“Don’t get carpal tunnel.” Basically simple exercises to strengthen posture and activate dormant upper body. Don’t know that this one was worth a blog post, but I’m putting this up out of a sense of completeness. Not so much an issue with me with the regular basic yoga I do and Aikido. However, I do have mousing issues due to my addiction to MMOs, specifically Wildstar. So the question becomes, how to deal with that.
“Find your success state.” The state’s basically described as being in “flow”, as it’s often called. We’re to bring up a memory of being in that state and then: describe what your body was doing in that state; and what was your mind doing while in that state; what were you feeling in that state. Flow to me is a pretty quiet state.
Today’s exercise is “How does your art… taste, feel, smell, sound?” This one’s a little weird. The idea is to engage the creative juices through a non-standard interpretation of the work. Amusingly enough, literalist that I am, I immediately pull up some of my stuff and my imagination starts feeding back what it would feel like to run my hands over it… something that I can never do as that it’s on the computer. The result is surprising. The brain’s an amazing machine. It picked out sense impressions from a hundreds of memories and just put them right in. I don’t think that’s what Ryan’s looking for though. I think he wants abstractions, not concrete sensual experiences.
Today’s is “What Music Moves You”. We’re to find our “power song”, a song, which Ryan describes essentially as causing a kundalini response, though he didn’t use the term. The description though was perfectly familiar to me. I can name several such songs (which I’ll list below the break.)

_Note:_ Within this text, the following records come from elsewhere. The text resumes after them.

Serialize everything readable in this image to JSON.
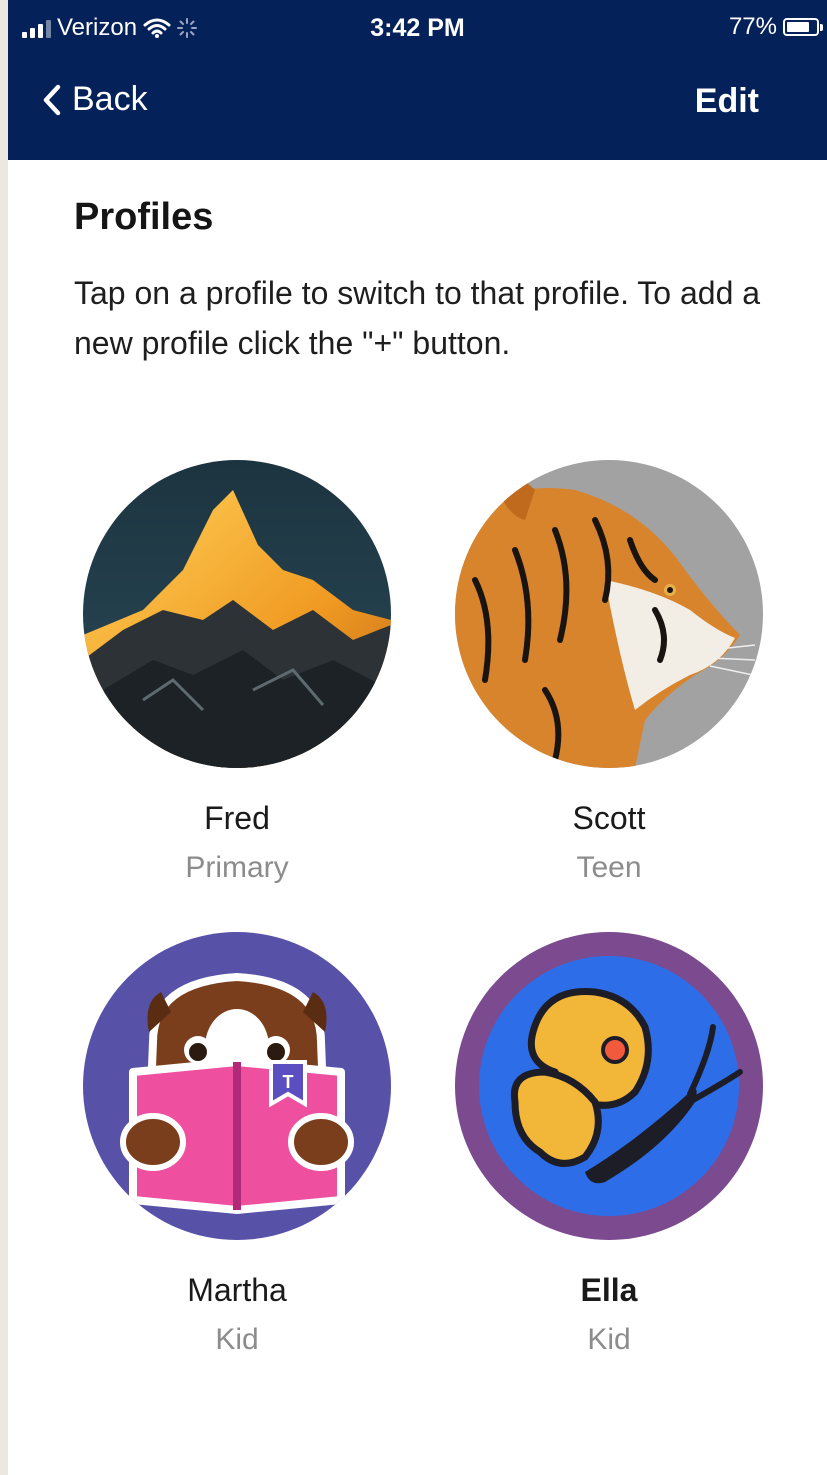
{
  "status_bar": {
    "carrier": "Verizon",
    "time": "3:42 PM",
    "battery": "77%",
    "battery_level": 0.77
  },
  "nav": {
    "back_label": "Back",
    "edit_label": "Edit"
  },
  "page": {
    "title": "Profiles",
    "description": "Tap on a profile to switch to that profile. To add a new profile click the \"+\" button."
  },
  "profiles": [
    {
      "name": "Fred",
      "role": "Primary",
      "avatar_icon": "mountain-avatar-icon"
    },
    {
      "name": "Scott",
      "role": "Teen",
      "avatar_icon": "tiger-avatar-icon"
    },
    {
      "name": "Martha",
      "role": "Kid",
      "avatar_icon": "reading-animal-avatar-icon"
    },
    {
      "name": "Ella",
      "role": "Kid",
      "avatar_icon": "butterfly-avatar-icon"
    }
  ],
  "colors": {
    "header_bg": "#05215a",
    "role_text": "#8c8c8c"
  }
}
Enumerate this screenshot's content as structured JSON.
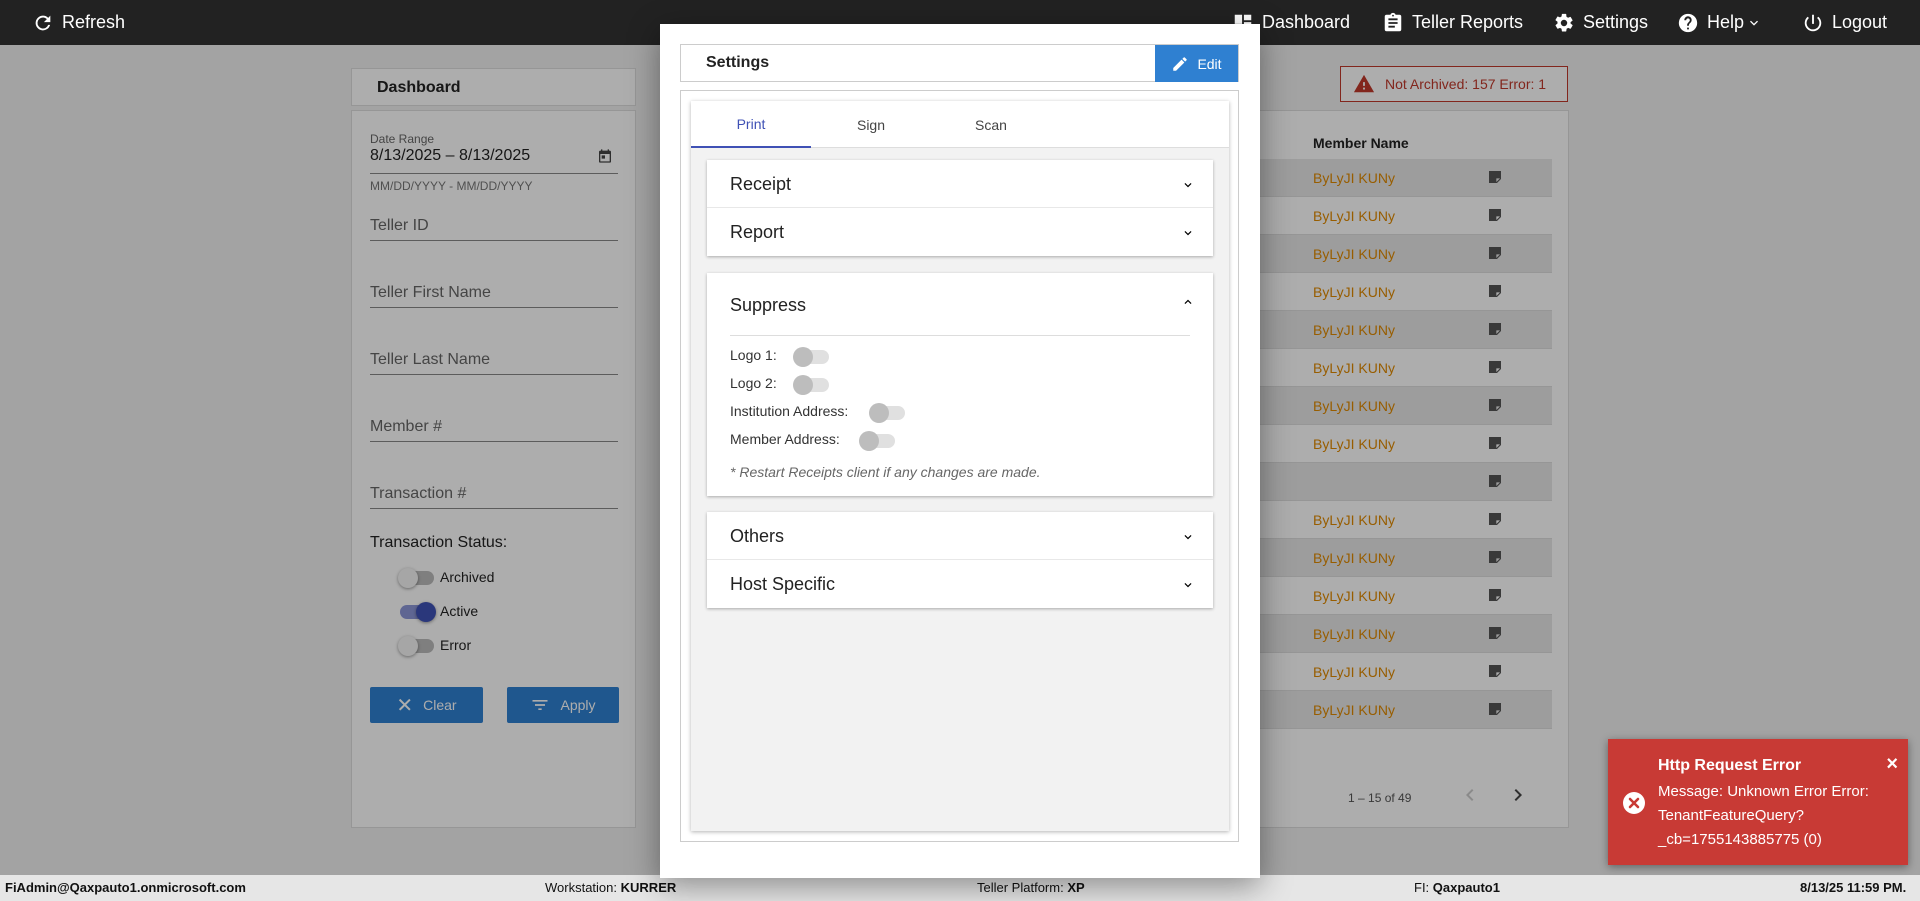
{
  "topbar": {
    "refresh": "Refresh",
    "dashboard": "Dashboard",
    "teller_reports": "Teller Reports",
    "settings": "Settings",
    "help": "Help",
    "logout": "Logout"
  },
  "dashboard": {
    "title": "Dashboard",
    "filters": {
      "date_range_label": "Date Range",
      "date_range_value": "8/13/2025 – 8/13/2025",
      "date_hint": "MM/DD/YYYY - MM/DD/YYYY",
      "teller_id": "Teller ID",
      "teller_first_name": "Teller First Name",
      "teller_last_name": "Teller Last Name",
      "member_number": "Member #",
      "transaction_number": "Transaction #",
      "transaction_status_label": "Transaction Status:",
      "statuses": [
        {
          "label": "Archived",
          "on": false
        },
        {
          "label": "Active",
          "on": true
        },
        {
          "label": "Error",
          "on": false
        }
      ],
      "clear_label": "Clear",
      "apply_label": "Apply"
    },
    "error_summary": "Not Archived: 157  Error: 1",
    "table": {
      "member_name_header": "Member Name",
      "rows": [
        "ByLyJI KUNy",
        "ByLyJI KUNy",
        "ByLyJI KUNy",
        "ByLyJI KUNy",
        "ByLyJI KUNy",
        "ByLyJI KUNy",
        "ByLyJI KUNy",
        "ByLyJI KUNy",
        "",
        "ByLyJI KUNy",
        "ByLyJI KUNy",
        "ByLyJI KUNy",
        "ByLyJI KUNy",
        "ByLyJI KUNy",
        "ByLyJI KUNy"
      ],
      "pager": "1 – 15 of 49"
    }
  },
  "modal": {
    "title": "Settings",
    "edit_label": "Edit",
    "tabs": [
      "Print",
      "Sign",
      "Scan"
    ],
    "active_tab": "Print",
    "sections": {
      "receipt": "Receipt",
      "report": "Report",
      "suppress": "Suppress",
      "others": "Others",
      "host_specific": "Host Specific"
    },
    "suppress_switches": [
      {
        "label": "Logo 1:",
        "on": false
      },
      {
        "label": "Logo 2:",
        "on": false
      },
      {
        "label": "Institution Address:",
        "on": false
      },
      {
        "label": "Member Address:",
        "on": false
      }
    ],
    "suppress_note": "* Restart Receipts client if any changes are made."
  },
  "toast": {
    "title": "Http Request Error",
    "message": "Message: Unknown Error Error: TenantFeatureQuery?_cb=1755143885775 (0)",
    "close": "×"
  },
  "statusbar": {
    "user": "FiAdmin@Qaxpauto1.onmicrosoft.com",
    "workstation_label": "Workstation:",
    "workstation": "KURRER",
    "platform_label": "Teller Platform:",
    "platform": "XP",
    "fi_label": "FI:",
    "fi": "Qaxpauto1",
    "datetime": "8/13/25 11:59 PM."
  },
  "colors": {
    "accent_blue": "#2f80d1",
    "tab_active": "#3f51b5",
    "error_red": "#c83a35",
    "member_name": "#e08a00"
  }
}
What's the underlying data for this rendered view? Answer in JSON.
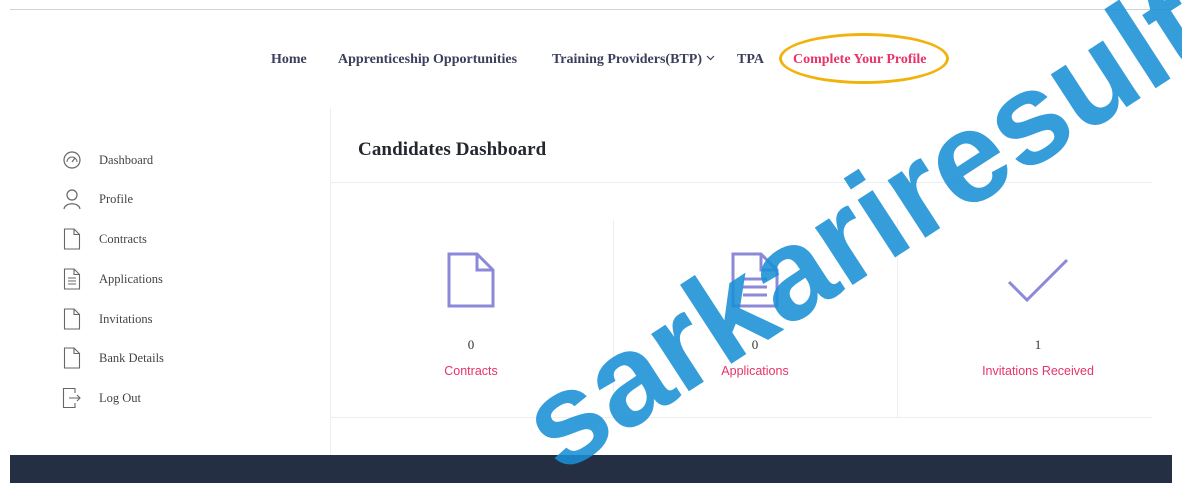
{
  "nav": {
    "items": [
      {
        "label": "Home"
      },
      {
        "label": "Apprenticeship Opportunities"
      },
      {
        "label": "Training Providers(BTP)"
      },
      {
        "label": "TPA"
      },
      {
        "label": "Complete Your Profile"
      }
    ]
  },
  "sidebar": {
    "items": [
      {
        "label": "Dashboard",
        "icon": "speedometer-icon"
      },
      {
        "label": "Profile",
        "icon": "user-icon"
      },
      {
        "label": "Contracts",
        "icon": "document-icon"
      },
      {
        "label": "Applications",
        "icon": "document-lines-icon"
      },
      {
        "label": "Invitations",
        "icon": "document-icon"
      },
      {
        "label": "Bank Details",
        "icon": "document-icon"
      },
      {
        "label": "Log Out",
        "icon": "logout-icon"
      }
    ]
  },
  "main": {
    "title": "Candidates Dashboard",
    "cards": [
      {
        "count": "0",
        "label": "Contracts",
        "icon": "document-icon"
      },
      {
        "count": "0",
        "label": "Applications",
        "icon": "document-lines-icon"
      },
      {
        "count": "1",
        "label": "Invitations Received",
        "icon": "checkmark-icon"
      }
    ]
  },
  "watermark": {
    "text": "sarkariresult.naukarti.in"
  },
  "colors": {
    "accent": "#e8336a",
    "icon_purple": "#8c8ad8",
    "highlight": "#f2b20c",
    "footer": "#252f44",
    "watermark": "#1a8fd6"
  }
}
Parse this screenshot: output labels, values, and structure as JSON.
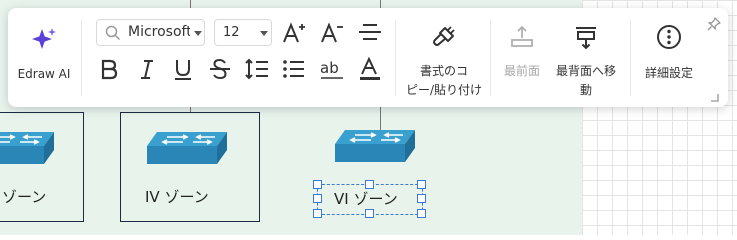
{
  "canvas": {
    "zones": [
      {
        "label": "ゾーン"
      },
      {
        "label": "IV ゾーン"
      },
      {
        "label": "VI ゾーン"
      }
    ]
  },
  "toolbar": {
    "ai": {
      "label": "Edraw AI",
      "icon": "sparkle-icon"
    },
    "font_family": {
      "value": "Microsoft"
    },
    "font_size": {
      "value": "12"
    },
    "format_painter": {
      "label_line1": "書式のコ",
      "label_line2": "ピー/貼り付け"
    },
    "bring_to_front": {
      "label": "最前面"
    },
    "send_to_back": {
      "label_line1": "最背面へ移",
      "label_line2": "動"
    },
    "details": {
      "label": "詳細設定"
    }
  },
  "colors": {
    "accent": "#5b3fd6",
    "canvas_bg": "#e8f3ec",
    "selection": "#3a79d6",
    "switch_top": "#3aa0cf",
    "switch_side": "#1f6f98"
  }
}
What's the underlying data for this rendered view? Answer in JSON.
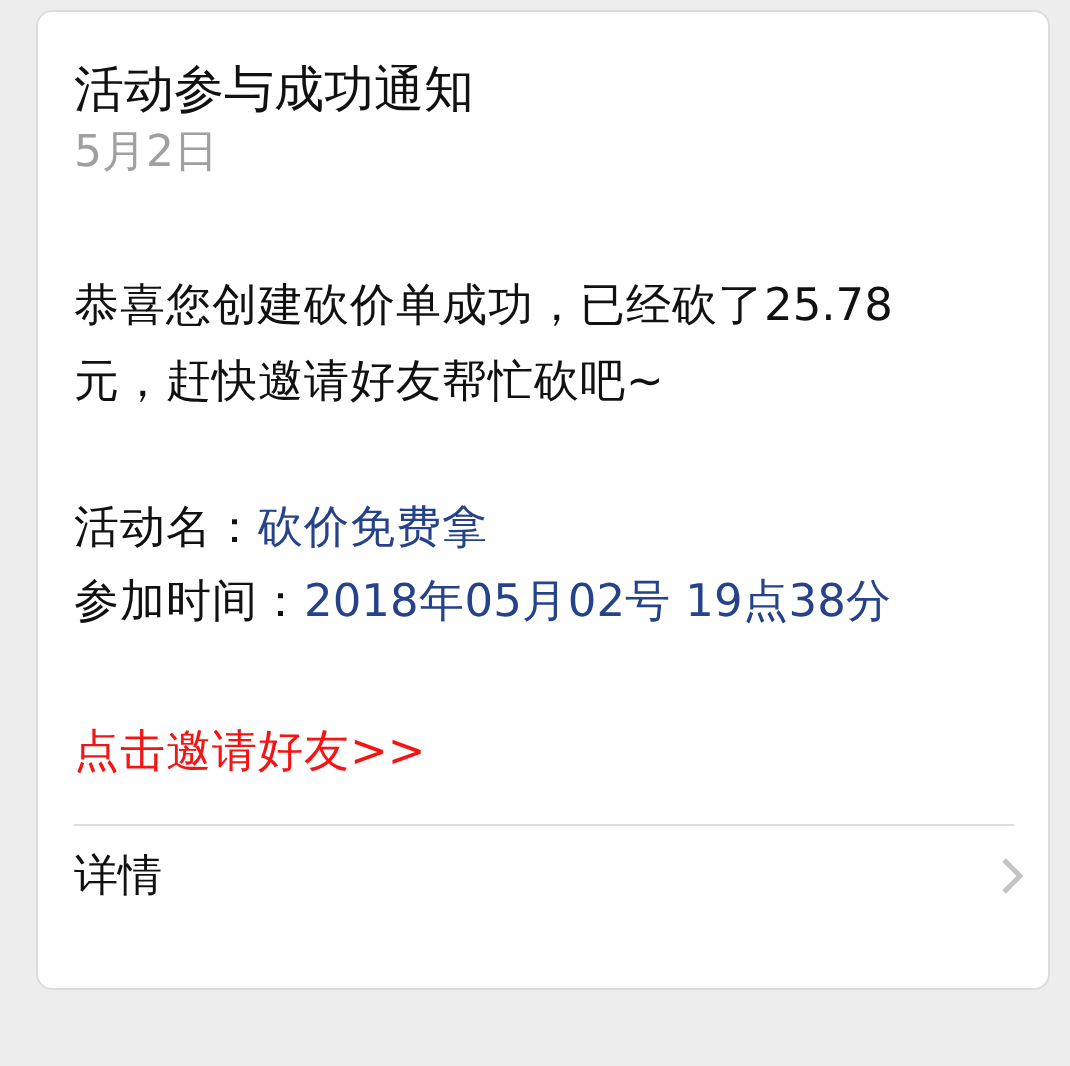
{
  "card": {
    "title": "活动参与成功通知",
    "date": "5月2日",
    "message": "恭喜您创建砍价单成功，已经砍了25.78元，赶快邀请好友帮忙砍吧~",
    "fields": [
      {
        "label": "活动名：",
        "value": "砍价免费拿"
      },
      {
        "label": "参加时间：",
        "value": "2018年05月02号 19点38分"
      }
    ],
    "link": "点击邀请好友>>",
    "footer": {
      "label": "详情"
    }
  }
}
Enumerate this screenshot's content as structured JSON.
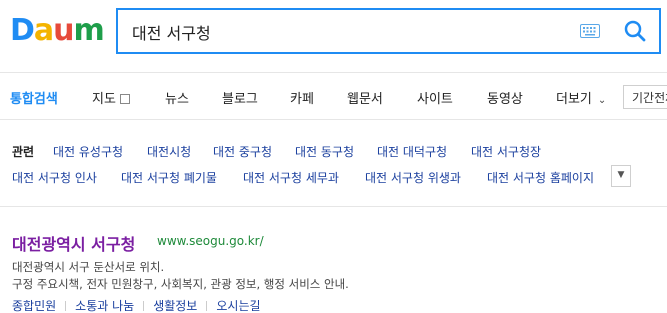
{
  "logo": {
    "letters": [
      "D",
      "a",
      "u",
      "m"
    ],
    "colors": [
      "#1f8cf3",
      "#f4b400",
      "#e64a3b",
      "#1e9e4a"
    ]
  },
  "search": {
    "query": "대전 서구청",
    "keyboard_icon": "keyboard-icon",
    "search_icon": "magnifier-icon"
  },
  "tabs": {
    "items": [
      {
        "label": "통합검색",
        "active": true
      },
      {
        "label": "지도",
        "checkbox": true
      },
      {
        "label": "뉴스"
      },
      {
        "label": "블로그"
      },
      {
        "label": "카페"
      },
      {
        "label": "웹문서"
      },
      {
        "label": "사이트"
      },
      {
        "label": "동영상"
      },
      {
        "label": "더보기",
        "chevron": true
      }
    ],
    "period": "기간전체"
  },
  "related": {
    "label": "관련",
    "row1": [
      "대전 유성구청",
      "대전시청",
      "대전 중구청",
      "대전 동구청",
      "대전 대덕구청",
      "대전 서구청장"
    ],
    "row2": [
      "대전 서구청 인사",
      "대전 서구청 폐기물",
      "대전 서구청 세무과",
      "대전 서구청 위생과",
      "대전 서구청 홈페이지"
    ]
  },
  "result": {
    "title": "대전광역시 서구청",
    "url": "www.seogu.go.kr/",
    "desc1": "대전광역시 서구 둔산서로 위치.",
    "desc2": "구정 주요시책, 전자 민원창구, 사회복지, 관광 정보, 행정 서비스 안내.",
    "sublinks": [
      "종합민원",
      "소통과 나눔",
      "생활정보",
      "오시는길"
    ]
  },
  "accent_color": "#1f8cf3"
}
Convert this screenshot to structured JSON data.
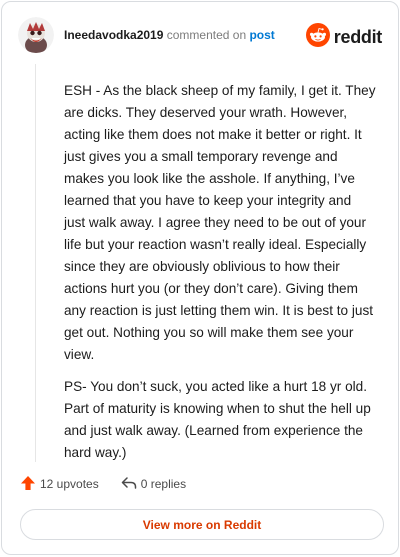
{
  "header": {
    "username": "Ineedavodka2019",
    "action_text": " commented on ",
    "post_link": "post",
    "brand": "reddit"
  },
  "comment": {
    "paragraphs": [
      "ESH - As the black sheep of my family, I get it. They are dicks. They deserved your wrath. However, acting like them does not make it better or right. It just gives you a small temporary revenge and makes you look like the asshole. If anything, I’ve learned that you have to keep your integrity and just walk away. I agree they need to be out of your life but your reaction wasn’t really ideal. Especially since they are obviously oblivious to how their actions hurt you (or they don’t care). Giving them any reaction is just letting them win. It is best to just get out. Nothing you so will make them see your view.",
      "PS- You don’t suck, you acted like a hurt 18 yr old. Part of maturity is knowing when to shut the hell up and just walk away. (Learned from experience the hard way.)"
    ]
  },
  "footer": {
    "upvotes_label": "12 upvotes",
    "replies_label": "0 replies"
  },
  "view_more_label": "View more on Reddit",
  "colors": {
    "brand_orange": "#ff4500",
    "link_blue": "#0079d3",
    "cta_orange": "#d93a00"
  },
  "icons": {
    "avatar": "avatar-icon",
    "logo": "reddit-logo-icon",
    "upvote": "upvote-arrow-icon",
    "reply": "reply-arrow-icon"
  }
}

Ok, now with the rules, which empower and which limit ? Finding this difficult to some degree. Some are pretty obvious, if they focus on external validation they’re out of my control and therefore limiting. Others though don’t seem to empower or limit, they just seem to be. #7 particularly is sticking for me. It feels limiting… but I’m not sure I can discard it. It’s so core to how I think about art.